Horse pills, my Vitamin C. Two back to back down the gullet. A mere two of some 20 vitamins and supplements. I do this every day.
“Water will help.” The two horse pills are lodged in my throat. “Drink water.” I quickly down an entire cup.
“They’re not moving. Is this really happening?”
I gulp a second cup of water.
Will the pills go down? Am I really not able to breathe? Or is it my imagination?
I reach for a breath, gasping. No air is flowing. It’s really happening. There’s no air passing through my throat. INHALE. INHALE. I try. The airway is obstructed.
It’s really happening. This is real. I can’t breathe. I walk into my bedroom, for what I don’t remember, lightheaded and woozy. Facing squarely: no breathing. “Am I dying? Is this how I’m going to die? Fallen into sleep from choking? Found dead and alone in a studio apartment?”
Fear. INHALE. INHALE. Still no air. Still no breath. Gasping.
Don’t panic. Do what’s necessary.
Fear. I can’t breathe. This is REAL. Elemental. What do I do? I live alone. The world around me recedes and compresses. Compresses into a singular need: for breath.
This is serious.
I go into the kitchen. Not for more water. Didn’t help. I’m trying to fix the problem myself. Involve no one else. Burden no one else. Childhood haunting even now. The disadvantage of living alone. Everything I have to do on my own. If I can’t get breathing, if I drop into terror and crisis, I’ll go next door. She’s always been nice to me. The only tenant here who has been. She’ll help. The others, I wouldn’t trust them to help or care
I know she’s home. I’ll indicate I’m choking. Have her wrap her arms around from behind and thrust. Hurry hurry hurry.
I read that if you’re ever alone and choking, lean the stomach against an edge of a counter or chair and push. The self-induced Heimlich move.
I press my body against the edge of the kitchen sink. Still not breathing. Still no air.
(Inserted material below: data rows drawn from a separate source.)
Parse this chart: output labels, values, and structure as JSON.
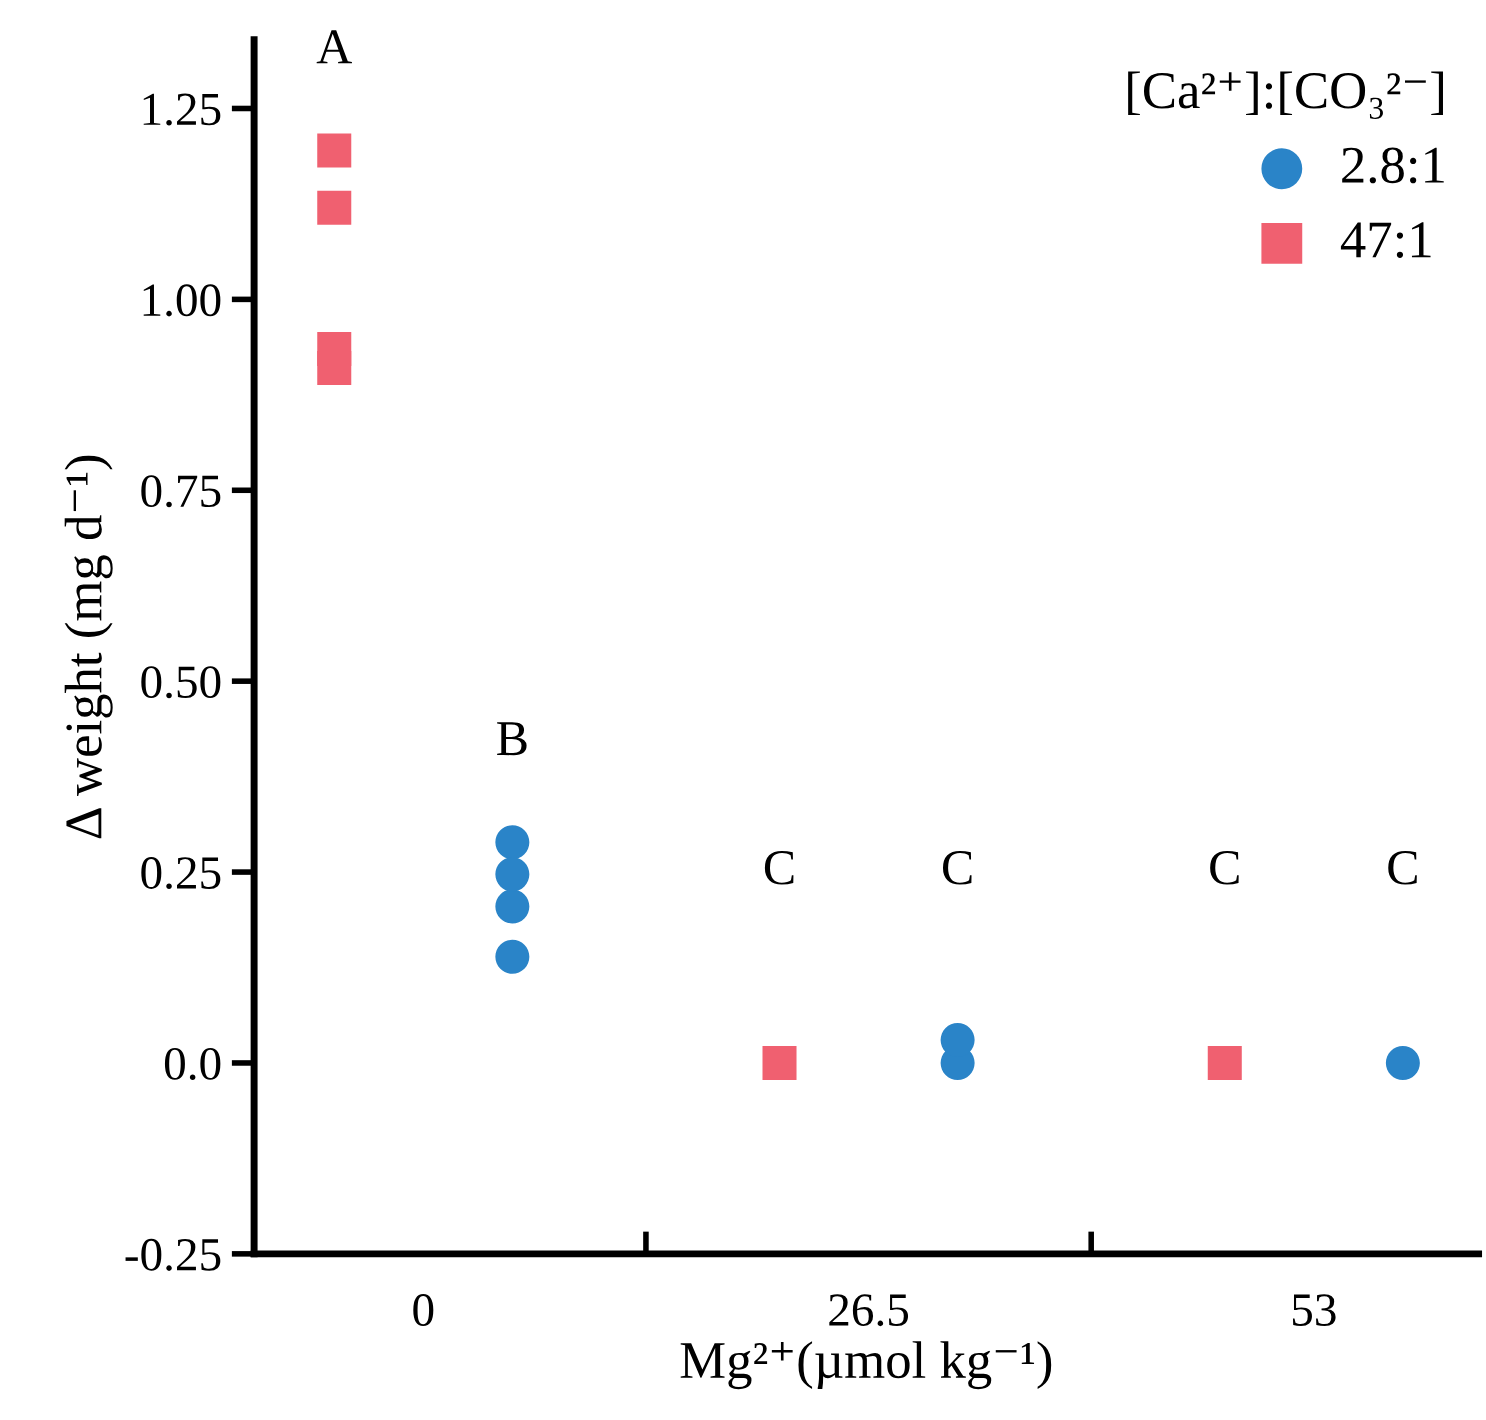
{
  "chart_data": {
    "type": "scatter",
    "xlabel": "Mg²⁺(µmol kg⁻¹)",
    "ylabel": "Δ weight (mg d⁻¹)",
    "legend_title": "[Ca²⁺]:[CO₃²⁻]",
    "legend": "top right",
    "grid": false,
    "categories": [
      "0",
      "26.5",
      "53"
    ],
    "ylim": [
      -0.25,
      1.34
    ],
    "yticks": [
      -0.25,
      {
        "value": 0,
        "label": "0.0"
      },
      0.25,
      {
        "value": 0.5,
        "label": "0.50"
      },
      0.75,
      {
        "value": 1,
        "label": "1.00"
      },
      1.25
    ],
    "series": [
      {
        "name": "2.8:1",
        "color": "#2a84c8",
        "marker": "circle",
        "x": [
          "0",
          "0",
          "0",
          "0",
          "26.5",
          "26.5",
          "53"
        ],
        "values": [
          0.205,
          0.289,
          0.247,
          0.139,
          0.0,
          0.03,
          0.0
        ]
      },
      {
        "name": "47:1",
        "color": "#f06070",
        "marker": "square",
        "x": [
          "0",
          "0",
          "0",
          "0",
          "26.5",
          "53"
        ],
        "values": [
          1.195,
          1.12,
          0.935,
          0.91,
          0.0,
          0.0
        ]
      }
    ],
    "annotations": [
      "A",
      "B",
      "C",
      "C",
      "C",
      "C"
    ]
  }
}
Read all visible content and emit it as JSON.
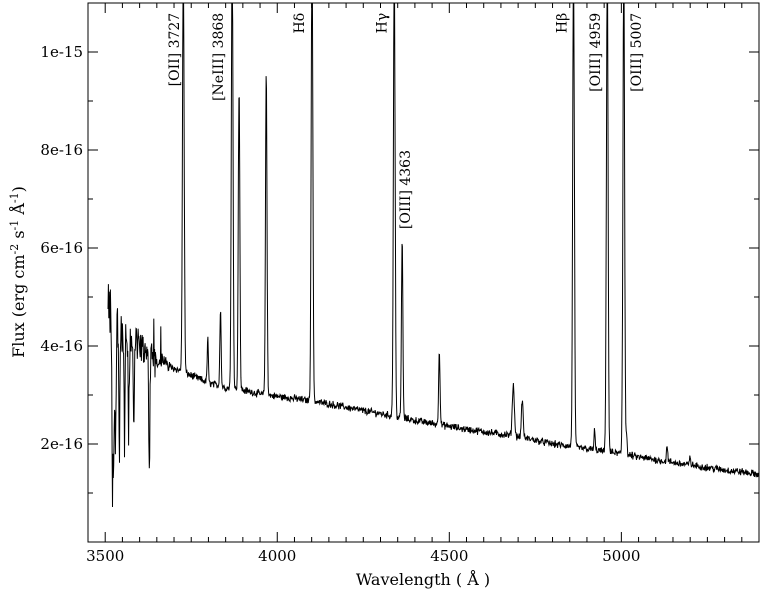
{
  "chart_data": {
    "type": "line",
    "title": "",
    "xlabel": "Wavelength  ( Å )",
    "ylabel": "Flux (erg cm⁻² s⁻¹ Å⁻¹)",
    "ylabel_parts": {
      "base": "Flux (erg cm",
      "sup1": "-2",
      "mid1": " s",
      "sup2": "-1",
      "mid2": " Å",
      "sup3": "-1",
      "end": ")"
    },
    "xlim": [
      3450,
      5400
    ],
    "ylim": [
      0,
      1.1e-15
    ],
    "x_ticks": [
      3500,
      4000,
      4500,
      5000
    ],
    "x_tick_labels": [
      "3500",
      "4000",
      "4500",
      "5000"
    ],
    "y_ticks": [
      2e-16,
      4e-16,
      6e-16,
      8e-16,
      1e-15
    ],
    "y_tick_labels": [
      "2e-16",
      "4e-16",
      "6e-16",
      "8e-16",
      "1e-15"
    ],
    "grid": false,
    "line_color": "#000000",
    "continuum": {
      "x": [
        3510,
        3550,
        3600,
        3650,
        3700,
        3750,
        3800,
        3850,
        3900,
        3950,
        4000,
        4050,
        4100,
        4150,
        4200,
        4250,
        4300,
        4350,
        4400,
        4450,
        4500,
        4550,
        4600,
        4650,
        4700,
        4750,
        4800,
        4850,
        4900,
        4950,
        5000,
        5050,
        5100,
        5150,
        5200,
        5250,
        5300,
        5350,
        5400
      ],
      "y": [
        4.7e-16,
        4.3e-16,
        4e-16,
        3.75e-16,
        3.55e-16,
        3.4e-16,
        3.25e-16,
        3.15e-16,
        3.1e-16,
        3.02e-16,
        2.97e-16,
        2.93e-16,
        2.88e-16,
        2.82e-16,
        2.75e-16,
        2.68e-16,
        2.62e-16,
        2.55e-16,
        2.48e-16,
        2.42e-16,
        2.36e-16,
        2.3e-16,
        2.25e-16,
        2.2e-16,
        2.15e-16,
        2.08e-16,
        2e-16,
        1.95e-16,
        1.9e-16,
        1.85e-16,
        1.8e-16,
        1.73e-16,
        1.68e-16,
        1.62e-16,
        1.57e-16,
        1.52e-16,
        1.47e-16,
        1.43e-16,
        1.38e-16
      ]
    },
    "emission_lines": [
      {
        "x": 3727,
        "peak": 1.2e-15,
        "width": 2.4
      },
      {
        "x": 3869,
        "peak": 1.2e-15,
        "width": 2.4
      },
      {
        "x": 3889,
        "peak": 9.3e-16,
        "width": 2.2
      },
      {
        "x": 3968,
        "peak": 9.65e-16,
        "width": 2.2
      },
      {
        "x": 3835,
        "peak": 4.8e-16,
        "width": 1.8
      },
      {
        "x": 3798,
        "peak": 4.2e-16,
        "width": 1.6
      },
      {
        "x": 4101,
        "peak": 1.2e-15,
        "width": 2.4
      },
      {
        "x": 4340,
        "peak": 1.2e-15,
        "width": 2.4
      },
      {
        "x": 4363,
        "peak": 6.2e-16,
        "width": 2.0
      },
      {
        "x": 4471,
        "peak": 3.95e-16,
        "width": 2.0
      },
      {
        "x": 4686,
        "peak": 3.2e-16,
        "width": 3.0
      },
      {
        "x": 4712,
        "peak": 2.9e-16,
        "width": 2.5
      },
      {
        "x": 4861,
        "peak": 1.2e-15,
        "width": 2.4
      },
      {
        "x": 4959,
        "peak": 1.2e-15,
        "width": 2.4
      },
      {
        "x": 5007,
        "peak": 1.2e-15,
        "width": 2.4
      },
      {
        "x": 4922,
        "peak": 2.3e-16,
        "width": 1.6
      },
      {
        "x": 5015,
        "peak": 2.2e-16,
        "width": 1.6
      },
      {
        "x": 5133,
        "peak": 2e-16,
        "width": 1.6
      },
      {
        "x": 5200,
        "peak": 1.75e-16,
        "width": 1.6
      }
    ],
    "absorption_dips": [
      {
        "x": 3521,
        "depth": 3.5e-16
      },
      {
        "x": 3525,
        "depth": 3e-16
      },
      {
        "x": 3530,
        "depth": 2.6e-16
      },
      {
        "x": 3541,
        "depth": 2.6e-16
      },
      {
        "x": 3556,
        "depth": 2.2e-16
      },
      {
        "x": 3568,
        "depth": 2.2e-16
      },
      {
        "x": 3583,
        "depth": 1.8e-16
      },
      {
        "x": 3628,
        "depth": 2.4e-16
      }
    ],
    "noise_amplitude": 6e-18,
    "annotations": [
      {
        "text": "[OII] 3727",
        "x": 3714,
        "y_top": 1.08e-15
      },
      {
        "text": "[NeIII] 3868",
        "x": 3842,
        "y_top": 1.08e-15
      },
      {
        "text": "Hδ",
        "x": 4078,
        "y_top": 1.08e-15
      },
      {
        "text": "Hγ",
        "x": 4318,
        "y_top": 1.08e-15
      },
      {
        "text": "[OIII] 4363",
        "x": 4386,
        "y_top": 8e-16
      },
      {
        "text": "Hβ",
        "x": 4840,
        "y_top": 1.08e-15
      },
      {
        "text": "[OIII] 4959",
        "x": 4938,
        "y_top": 1.08e-15
      },
      {
        "text": "[OIII] 5007",
        "x": 5057,
        "y_top": 1.08e-15
      }
    ]
  }
}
The world outside fading. Control the panic. The fear is REAL. The situation REAL. I can’t breathe! I can’t breathe!
I lean hard over the sink. Coughing coughing coughing. Hard coughing. Like retching. All-consuming coughing. Unconscious coughing. The body giving its all to dislodge an obstruction.
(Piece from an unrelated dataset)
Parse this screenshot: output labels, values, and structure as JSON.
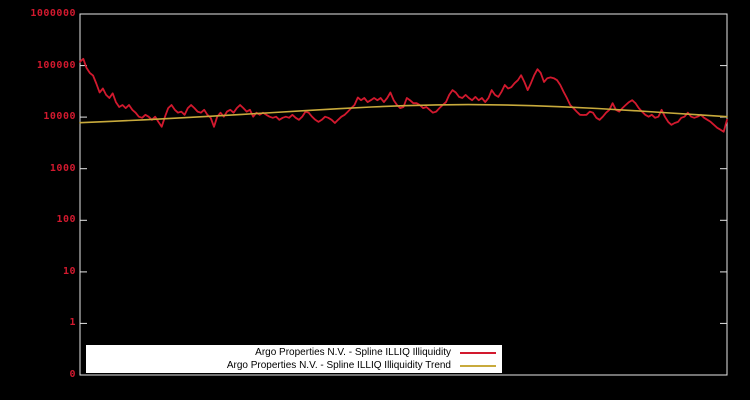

They’re still stuck. The pills aren’t moving. How much time have I got let until I have to involve the neighbor? How many moments? Each moment not breathing is a moment of greater urgency.
I remain angled over the stainless-steel kitchen sink, belly pressing hard. Body in full-on all-out effort to move the blockage.
COUGHing COUGHing COUGHing RAW VIOLENT COUGHING.
I don’t panic. I’m QUITE aware I’ve got a problem. A serious one. A part of me stays clear-headed and problem-solving.
But this fear is real. The REALITY of not breathing: real. COUGH COUGH COUGHing.
Suddenly: POP! Two horse pills fly out. Like miniature balls shot from a cannon. They land unceremoniously on the counter. Attached to each other along their oblong sides. Like Siamese twins. They’re not dissolved at all. They’re hard, firm, thick and somehow got joined at the hip in the journey down the throat.
I pry them apart. Cough and cough more. The body clearing out the mucus and saliva trapped around the obstruction. The body restoring itself with no instruction or thought on my part.
Cough coughing coughing and breathing in air, gulping in air, swallowing in air, restoring air back down the throat and into the lungs.
All outside my control or directives. All at the command of Mother Nature and the life force. Deep breaths, drawn in, the throat clearing out the mucus.
The crisis calms. Now, my consciousness returning, I feel it, an acute rawness and pain in the throat. I feel it, the adrenalin and fear. Or perhaps it’s simply registering in a way it couldn’t when the obstruction happened.
My body trembles. Shivers. Shakes. Like immediate scars of terror when the breath is taken and the primal fight to restore it begun. The beautiful fight for life.